UUMMANNAQ ISLAND — The telephone network is far from optimal on Uummannaq island along Greenland bay, but Emmanuelle Périé-Bardout and Ghislain Bardout wouldn't want to be anywhere else.
Three months ago, the couple left their hometown of Concarneau, in France's Brittany, and set sail for Greenland aboard their sailboat, the WHY. Accompanied by a crew of 12 people, this is their third in a series of Arctic expeditions that they plan to continue making until 2020. This isn't just a professional project; it's also a life adventure. Along for the ride are their two sons — Robin, aged five, and Tom, a toddler — and their dog Kayak.
"Sharing is in the DNA of what we are doing," says Emmanuelle, who co-leads the expedition with her husband. "Diving, exploring, sailing, doing research for science, we can't do that alone."
Under The Pole
The couple has a long-time love affair with the sea. When they met, she was a skipper; he was an energetic engineer passionate about deep diving. In 2010, they embarked on "Under the Pole I," an underwater exploration of Arctic ice floe. Through their Facebook page, they shared breathtaking shots of the North Pole seabed and marine biodiversity.

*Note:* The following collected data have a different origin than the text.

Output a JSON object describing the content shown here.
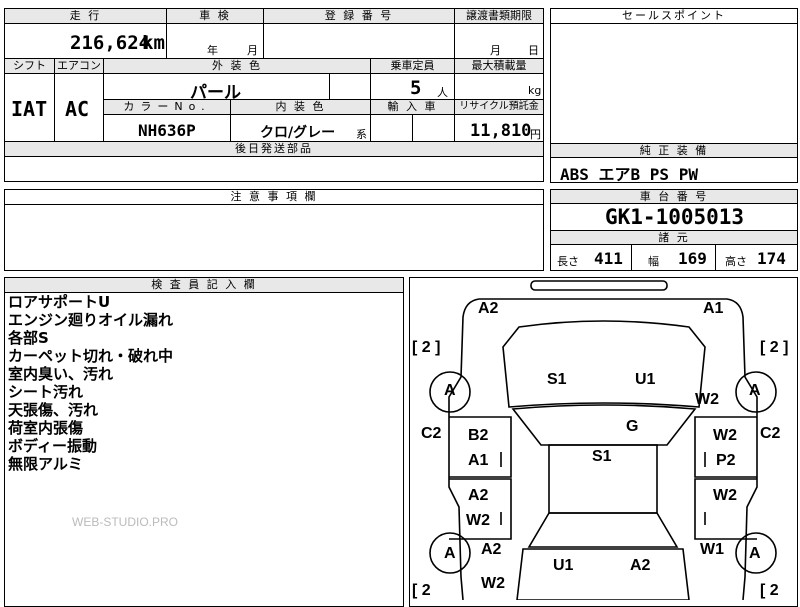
{
  "headers": {
    "mileage": "走 行",
    "inspection": "車 検",
    "registration": "登 録 番 号",
    "transfer_deadline": "譲渡書類期限",
    "sales_point": "セールスポイント",
    "shift": "シフト",
    "aircon": "エアコン",
    "exterior_color": "外 装 色",
    "capacity": "乗車定員",
    "max_load": "最大積載量",
    "color_no": "カラーNo.",
    "interior_color": "内 装 色",
    "import_car": "輸 入 車",
    "recycle_fee": "リサイクル預託金",
    "later_parts": "後日発送部品",
    "equipment": "純 正 装 備",
    "caution": "注 意 事 項 欄",
    "chassis_no": "車 台 番 号",
    "specs": "諸 元",
    "inspector_notes": "検 査 員 記 入 欄"
  },
  "vehicle": {
    "mileage": "216,624",
    "mileage_unit": "km",
    "inspection_year_unit": "年",
    "inspection_month_unit": "月",
    "transfer_month_unit": "月",
    "transfer_day_unit": "日",
    "shift": "IAT",
    "aircon": "AC",
    "exterior_color": "パール",
    "capacity": "5",
    "capacity_unit": "人",
    "max_load_unit": "kg",
    "color_no": "NH636P",
    "interior_color": "クロ/グレー",
    "interior_suffix": "系",
    "recycle_fee": "11,810",
    "recycle_unit": "円",
    "equipment": "ABS エアB PS PW",
    "chassis_no": "GK1-1005013",
    "length_label": "長さ",
    "length": "411",
    "width_label": "幅",
    "width": "169",
    "height_label": "高さ",
    "height": "174"
  },
  "notes": [
    "ロアサポートU",
    "エンジン廻りオイル漏れ",
    "各部S",
    "カーペット切れ・破れ中",
    "室内臭い、汚れ",
    "シート汚れ",
    "天張傷、汚れ",
    "荷室内張傷",
    "ボディー振動",
    "無限アルミ"
  ],
  "watermark": "WEB-STUDIO.PRO",
  "diagram": {
    "front_left": "A2",
    "front_right": "A1",
    "tire_count_fl": "[ 2 ]",
    "tire_count_fr": "[ 2 ]",
    "tire_count_rl": "[ 2",
    "tire_count_rr": "[ 2",
    "tire_fl": "A",
    "tire_fr": "A",
    "tire_rl": "A",
    "tire_rr": "A",
    "hood_left": "S1",
    "hood_right": "U1",
    "fender_right": "W2",
    "windshield": "G",
    "roof": "S1",
    "pillar_left": "C2",
    "pillar_right": "C2",
    "front_door_left_1": "B2",
    "front_door_left_2": "A1",
    "front_door_right_1": "W2",
    "front_door_right_2": "P2",
    "rear_door_left_1": "A2",
    "rear_door_left_2": "W2",
    "rear_door_right": "W2",
    "rear_fender_left": "A2",
    "rear_fender_right": "W1",
    "rear_left": "W2",
    "tail_left": "U1",
    "tail_right": "A2"
  }
}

Pushed by their taste of adventure, Emmanuelle and Ghislain decided to launch a second expedition, "Under the Pole II." They sold their house in France, bought the WHY, and left Concarneau with Robin, who was two at the time, and Kayak. The two-year-expedition took them to Greenland, where once again they kept a logbook of their adventure on their website, and posted photos and videos on Facebook, Instagram, YouTube and Vimeo to share the experience with internet users all over the globe.
Dogsledding on Greenland ice floe — Photo: Emmanuelle Perie Bardout/Instagram
Their images of the Northern Lights, sled-dog rides, and swimming with Greenland sharks captivated their followers and boosted the couple's popularity worldwide. Their notoriety, in turn, helped them fund the third "Under The Pole" expedition and employ a dozen people: including a cameramen, researchers, divers and doctors.
Diving and research
Emmanuelle remembers with happiness the culture shock she experienced when they first arrived in a small village in Greenland during their last expedition. She also explains that social networks are a big part of their journey. "We're trying to communicate as much as possible," she tells. "But even though we're active on social media, in Greenland it's sometimes difficult to find a network."
Pushing the limits of polar diving — Photo: @underthepole/Instragram
The crew is trying to find the right balance between diving and research. Scientist divers are working on three subjects during the expedition: natural bioluminescence, deep coral and super predators. They are sharing the results of their research with educational institutions in partnership with the French Ministry of Education.
Emmanuelle had the experience, a few years back, of sharing her passion and discoveries first-hand with a group of high school students. The couple will have an opportunity to do the same later this year, when they plan to return to France for a stint.